Row-sparse Low-rank Matrix Recovery

Paula John, Hajg Jasa 2025-10-01

Introduction

In this example we use the Nonconvex Riemannian Proximal Gradient (NCRPG) method [BJJP25b] and compare it to the Riemannian Alternating Direction Method of Multipliers (RADMM) [LMS22]. This example reproduces the results from [BJJP25b], Section 6.3. The numbers may vary slightly due to having run this notebook on a different machine.

using PrettyTables
using BenchmarkTools
using CSV, DataFrames
using ColorSchemes, Plots, LaTeXStrings
using Random, LinearAlgebra, LRUCache, Distributions
using ManifoldDiff, Manifolds, Manopt, ManoptExamples

The Problem

Let $\mathcal M = \mathcal M_r$ be the manifold of rank $r$ matrices. Let $g \colon \mathcal M \to \mathbb R$ be defined by

\[g(X) = \Vert\mathbb A (X) - y\Vert_2^2,\]

where $\mathbb A \colon \mathbb R^{M \times N} \to \mathbb R^m$ is a linear measurement operator.

Let $h \colon \mathcal M \to \mathbb R$ be defined by

\[h(X) = \mu \Vert X \Vert_{1, 2}\]

be the row sparsity-enforcing term given by the $\ell_{1,2}$-norm, where $\mu \ge 0$ is a regularization parameter.

We define our total objective function as $f = g + h$. The goal is to recover the (low-rank and row-sparse) signal $X$ from as few measurements $y$ as possible.

Numerical Experiment

We initialize the experiment parameters, as well as some utility functions.

# Set random seed for reproducibility
random_seed = 1520
BenchmarkTools.DEFAULT_PARAMETERS.seconds = 180.0

atol = 1e-7
max_iters = 5000
c = 1e-4    # penalty parameter 
M = 500     # amount of rows
N = 100     # amount of columns
s = 10      # amount of non-zero rows
r_m_array = [(1, 300), (2, 500), (3, 700)] # (rank, number of measurements)
step_size = 0.25
init_step_size_bt = 2 * step_size
stop_NCRPG = atol
stop_RADMM = stop_NCRPG * step_size 
function mean_error_zero_rows(Mr, X, zero_rows)
    M, N, r = Manifolds.get_parameter(Mr.size)
    err = 0.0
    for j in zero_rows
        err += norm(X.U[j, :] .* X.S)
    end 
    return err/length(zero_rows)
end

We define a function to generate the test data for the Sparse PCA problem.

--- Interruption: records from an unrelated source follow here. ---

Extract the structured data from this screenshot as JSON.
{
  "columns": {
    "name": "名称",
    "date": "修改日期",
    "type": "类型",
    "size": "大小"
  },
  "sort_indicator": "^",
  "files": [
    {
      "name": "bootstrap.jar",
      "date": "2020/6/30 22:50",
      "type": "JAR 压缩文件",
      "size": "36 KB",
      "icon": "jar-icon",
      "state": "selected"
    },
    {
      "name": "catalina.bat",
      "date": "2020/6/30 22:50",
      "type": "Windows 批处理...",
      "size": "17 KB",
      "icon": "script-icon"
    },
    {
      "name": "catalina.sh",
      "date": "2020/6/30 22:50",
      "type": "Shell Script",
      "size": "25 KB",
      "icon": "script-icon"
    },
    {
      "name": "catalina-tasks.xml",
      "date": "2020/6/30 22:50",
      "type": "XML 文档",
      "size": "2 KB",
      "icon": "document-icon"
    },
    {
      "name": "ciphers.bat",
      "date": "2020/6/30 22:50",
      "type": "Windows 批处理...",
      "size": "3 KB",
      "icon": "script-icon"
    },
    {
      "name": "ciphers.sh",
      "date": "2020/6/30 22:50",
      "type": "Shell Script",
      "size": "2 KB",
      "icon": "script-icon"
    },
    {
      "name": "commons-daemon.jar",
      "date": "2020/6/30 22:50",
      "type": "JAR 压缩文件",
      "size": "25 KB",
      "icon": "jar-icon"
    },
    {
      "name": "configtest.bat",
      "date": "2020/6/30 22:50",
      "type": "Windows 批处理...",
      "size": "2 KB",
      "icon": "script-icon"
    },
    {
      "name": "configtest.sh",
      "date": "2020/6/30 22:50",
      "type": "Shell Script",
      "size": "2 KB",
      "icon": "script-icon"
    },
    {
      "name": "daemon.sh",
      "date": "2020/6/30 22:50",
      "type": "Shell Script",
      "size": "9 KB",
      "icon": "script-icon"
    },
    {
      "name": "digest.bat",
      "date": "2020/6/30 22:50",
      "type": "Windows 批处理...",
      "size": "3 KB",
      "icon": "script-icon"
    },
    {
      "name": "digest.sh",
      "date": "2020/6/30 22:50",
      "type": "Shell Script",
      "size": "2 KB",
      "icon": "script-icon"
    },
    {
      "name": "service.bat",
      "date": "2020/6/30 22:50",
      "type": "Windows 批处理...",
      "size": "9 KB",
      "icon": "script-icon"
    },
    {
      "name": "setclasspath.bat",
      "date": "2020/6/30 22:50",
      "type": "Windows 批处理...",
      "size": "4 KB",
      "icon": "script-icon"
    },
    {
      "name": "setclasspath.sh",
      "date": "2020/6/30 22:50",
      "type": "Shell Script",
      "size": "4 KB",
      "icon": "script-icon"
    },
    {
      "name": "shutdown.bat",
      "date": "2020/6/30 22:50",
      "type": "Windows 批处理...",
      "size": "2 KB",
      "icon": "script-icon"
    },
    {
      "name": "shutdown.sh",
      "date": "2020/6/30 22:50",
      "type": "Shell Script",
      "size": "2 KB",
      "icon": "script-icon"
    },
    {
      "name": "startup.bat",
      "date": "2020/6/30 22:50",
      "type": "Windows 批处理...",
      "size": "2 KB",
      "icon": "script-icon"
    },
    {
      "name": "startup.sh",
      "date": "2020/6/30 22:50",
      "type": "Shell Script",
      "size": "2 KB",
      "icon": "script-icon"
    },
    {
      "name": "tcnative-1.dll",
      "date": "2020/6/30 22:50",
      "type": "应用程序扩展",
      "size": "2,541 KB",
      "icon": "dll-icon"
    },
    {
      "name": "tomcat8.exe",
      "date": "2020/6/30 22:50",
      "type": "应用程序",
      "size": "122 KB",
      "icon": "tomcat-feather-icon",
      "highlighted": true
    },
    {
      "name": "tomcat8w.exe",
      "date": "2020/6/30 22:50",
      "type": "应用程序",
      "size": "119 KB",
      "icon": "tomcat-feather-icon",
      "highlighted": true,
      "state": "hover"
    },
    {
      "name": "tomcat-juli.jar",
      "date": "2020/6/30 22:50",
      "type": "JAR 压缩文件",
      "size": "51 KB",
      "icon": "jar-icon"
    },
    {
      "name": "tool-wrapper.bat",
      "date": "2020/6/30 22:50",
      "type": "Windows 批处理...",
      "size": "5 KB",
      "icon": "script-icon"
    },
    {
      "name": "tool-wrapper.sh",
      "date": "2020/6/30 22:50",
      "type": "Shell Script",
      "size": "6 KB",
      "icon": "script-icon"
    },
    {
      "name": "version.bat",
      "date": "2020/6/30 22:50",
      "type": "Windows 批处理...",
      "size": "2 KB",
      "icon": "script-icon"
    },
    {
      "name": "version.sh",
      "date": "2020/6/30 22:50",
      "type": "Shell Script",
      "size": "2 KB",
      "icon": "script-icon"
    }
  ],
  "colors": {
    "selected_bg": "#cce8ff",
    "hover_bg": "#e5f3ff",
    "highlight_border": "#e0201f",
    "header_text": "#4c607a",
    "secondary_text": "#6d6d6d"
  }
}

function generate_data(M, N, r, m, s)
    # Generate rank r matrix with s non-zero rows
    X = rand(M, r) * transpose(Matrix(qr(rand(N, r)).Q[:, 1:r]))
    smpl = sample(1:M, M - s , replace = false)
    X[smpl, :] .= 0.0

    # Normalize
    X = X/norm(X)

    # Generate measurement operator A and signal y
    A = rand(Normal(0, 1/sqrt(m)), m, M * N)
    y = A * vec(X)   
    return X, A, y, smpl
end

We implement the proximal operators for the $\ell_{1, 2}$-norm on the fixed-rank manifold, following [BJJP25b] and [LMS22].

# NCRPG 
function prox_norm12_global(Mr::FixedRankMatrices, prox_param, X::SVDMPoint; c = c) 
    λ = prox_param * c
    M, N, k = Manifolds.get_parameter(Mr.size)
    YU = zeros(M, k)
    for i in 1:M
        normx1_i = norm(X.U[i, :] .* X.S)
        if  normx1_i > λ
            YU[i, :] = ((normx1_i - λ)/normx1_i) * X.U[i, :]
        end
    end
    Z = SVDMPoint(YU * diagm(X.S))
    return SVDMPoint(Z.U, Z.S, Z.Vt * X.Vt)
end
#
#RADMM 
function prox_norm12_global(Mr::FixedRankMatrices, prox_param, X1::Matrix{Float64}; c = c) 
    λ = prox_param * c
    M, N, k = Manifolds.get_parameter(Mr.size)
    Y1 = zeros(M, N)
    for i in 1:M
        normx1_i = norm(X1[i, :])
        if  normx1_i > λ
            Y1[i, :] = ((normx1_i - λ)/normx1_i) * X1[i, :]
        end
    end
    return Y1
end

Next, we define the objective function, its gradient, and the proximal operator for the $\ell_{1,2}$-norm on the fixed-rank manifold.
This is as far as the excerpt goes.